The Magdeburg expertise in signal transduction research and in vivo investigation of signaling processes/immune cell dynamics is of central importance for the Area B projects, which focus on different signaling pathways and their impact on T cell development, T cell activation and T cell effector functions. Profound expertise in biochemistry will be combined with novel in vivo signaling reporter systems (biosensors) to study signaling processes regulating the dynamics of T cell differentiation or their local and systemic interactions with other cells.

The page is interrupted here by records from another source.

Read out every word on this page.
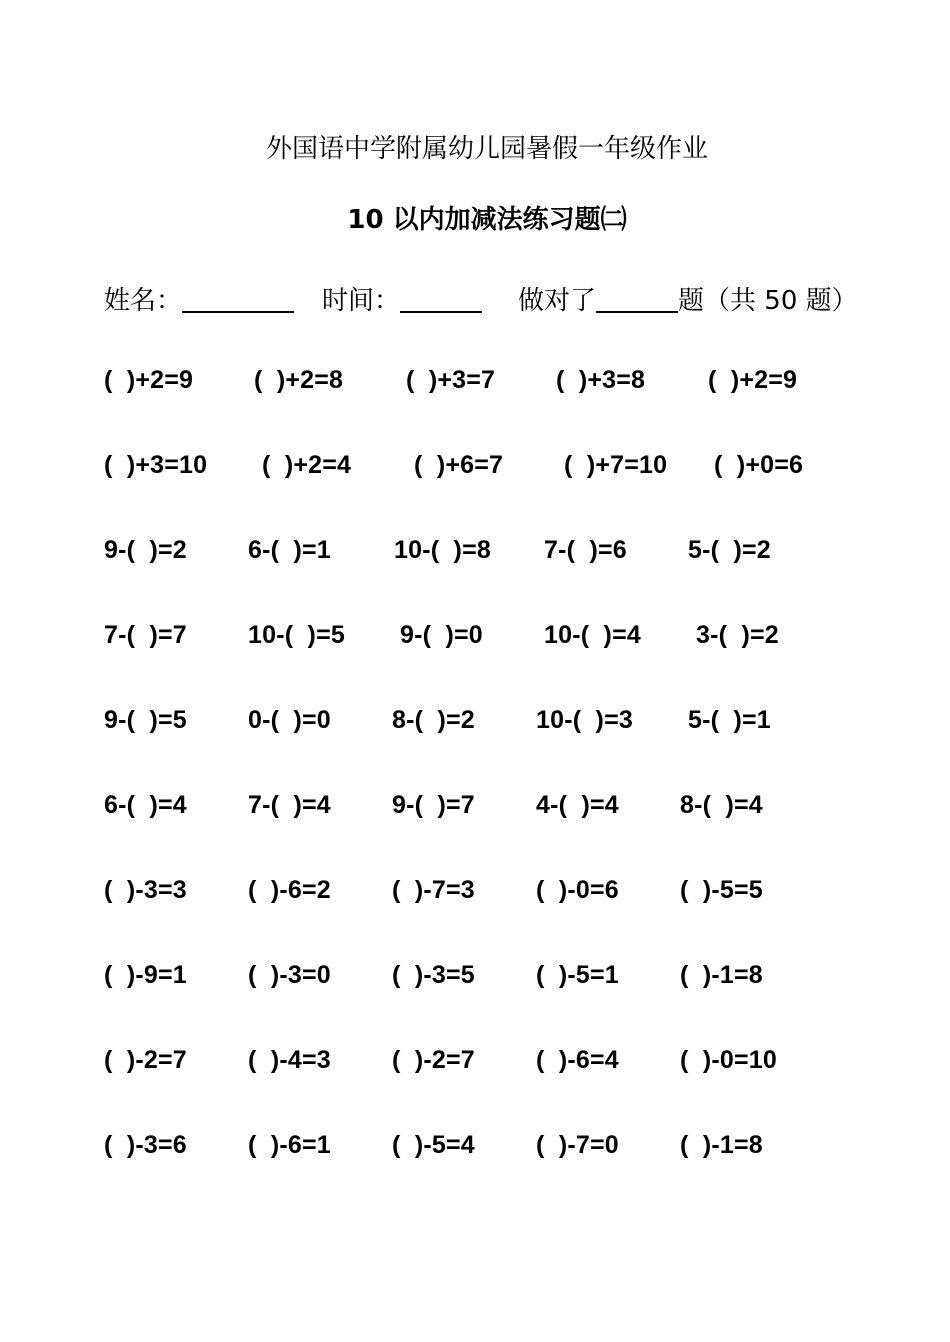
外国语中学附属幼儿园暑假一年级作业
10 以内加减法练习题㈡
姓名：	时间：	做对了	题（共 50 题）
(  )+2=9 (  )+2=8	(  )+3=7 (  )+3=8	(  )+2=9
(  )+3=10 (  )+2=4	(  )+6=7 (  )+7=10 (  )+0=6
9-(  )=2 6-(  )=1	10-(  )=8 7-(  )=6 5-(  )=2
7-(  )=7 10-(  )=5 9-(  )=0 10-(  )=4 3-(  )=2
9-(  )=5 0-(  )=0 8-(  )=2 10-(  )=3 5-(  )=1
6-(  )=4 7-(  )=4 9-(  )=7 4-(  )=4 8-(  )=4
(  )-3=3 (  )-6=2 (  )-7=3 (  )-0=6 (  )-5=5
(  )-9=1 (  )-3=0 (  )-3=5 (  )-5=1 (  )-1=8
(  )-2=7 (  )-4=3 (  )-2=7 (  )-6=4 (  )-0=10
(  )-3=6 (  )-6=1 (  )-5=4 (  )-7=0 (  )-1=8
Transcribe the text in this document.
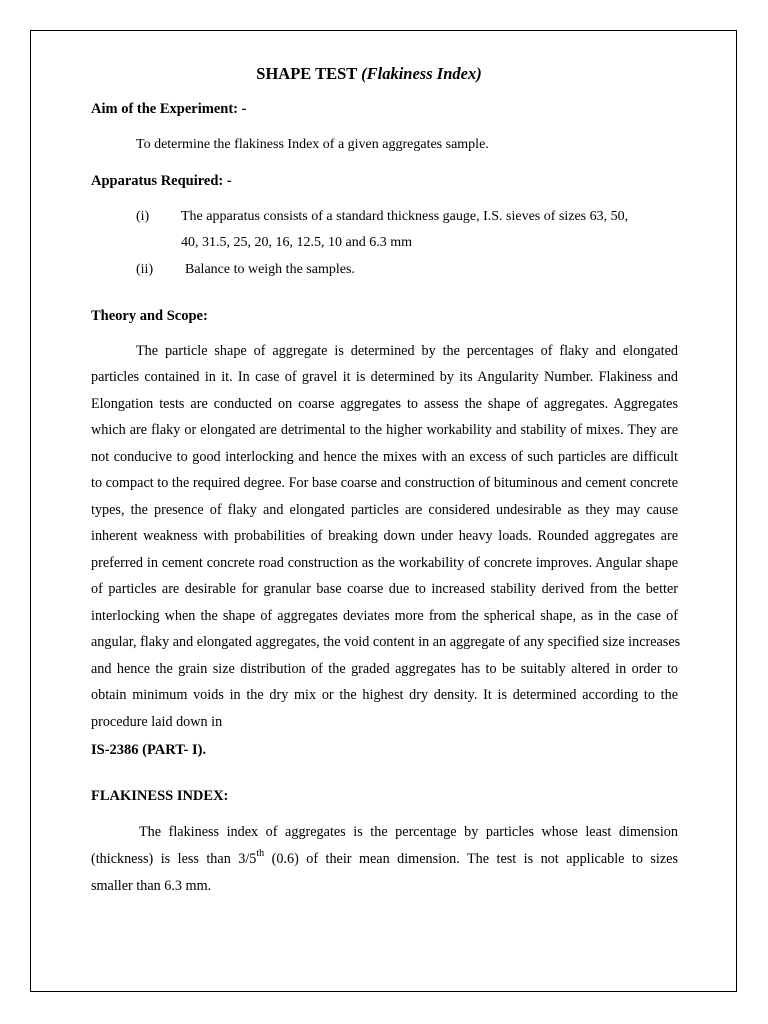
SHAPE TEST (Flakiness Index)
Aim of the Experiment: -
To determine the flakiness Index of a given aggregates sample.
Apparatus Required: -
(i) The apparatus consists of a standard thickness gauge, I.S. sieves of sizes 63, 50,
40, 31.5, 25, 20, 16, 12.5, 10 and 6.3 mm
(ii) Balance to weigh the samples.
Theory and Scope:
The particle shape of aggregate is determined by the percentages of flaky and elongated
particles contained in it. In case of gravel it is determined by its Angularity Number. Flakiness and
Elongation tests are conducted on coarse aggregates to assess the shape of aggregates. Aggregates
which are flaky or elongated are detrimental to the higher workability and stability of mixes. They are
not conducive to good interlocking and hence the mixes with an excess of such particles are difficult
to compact to the required degree. For base coarse and construction of bituminous and cement concrete
types, the presence of flaky and elongated particles are considered undesirable as they may cause
inherent weakness with probabilities of breaking down under heavy loads. Rounded aggregates are
preferred in cement concrete road construction as the workability of concrete improves. Angular shape
of particles are desirable for granular base coarse due to increased stability derived from the better
interlocking when the shape of aggregates deviates more from the spherical shape, as in the case of
angular, flaky and elongated aggregates, the void content in an aggregate of any specified size increases
and hence the grain size distribution of the graded aggregates has to be suitably altered in order to
obtain minimum voids in the dry mix or the highest dry density. It is determined according to the
procedure laid down in
IS-2386 (PART- I).
FLAKINESS INDEX:
The flakiness index of aggregates is the percentage by particles whose least dimension
(thickness) is less than 3/5th (0.6) of their mean dimension. The test is not applicable to sizes
smaller than 6.3 mm.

The TWIN projects of CRC854 - embedded in both Area A and Area B and connecting them - result from the paradigm shift that the brain can no longer be viewed as an immune-privileged organ, separated from the immune system by the blood-brain barrier. Instead it is now well established that the CNS and the immune system constantly interact with each other and influence each other’s functions. The TWIN projects have their roots in RTG1167 (funded from 2005 until 2015).

Two former PhD students of RTG1167 head TWIN project A30N during the 3^rd funding period. Notably, the Medical Faculty has declared "TWIN-related research” to be an integral part of its research profile and founded a new "Institute of Inflammation and Neurodegeneration” (IIN) in 2016. The director of the IIN, Prof. Ildiko Dunay, will co-head TWIN projects A25 and A28N during the 3^rd funding period.

Taken together, CRC854 aims to understand the molecular mechanisms of signal processing during physiological and pathophysiological immune responses, and to connect intracellular signaling mechanisms with the dynamics of intercellular interactions. To achieve these goals, CRC854 will create added value by combining the local expertise in the fields of immunology and neuroscience. In addition, CRC854 did and further will establish new model systems and methodologies for the investigation of molecular mechanisms determining immune activation and dysregulation. It is expected that CRC854, integrated research training group MGK854, and the newly installed M.Sc. program "Immunology” will continue to impose a major impact on the field of molecular immunology.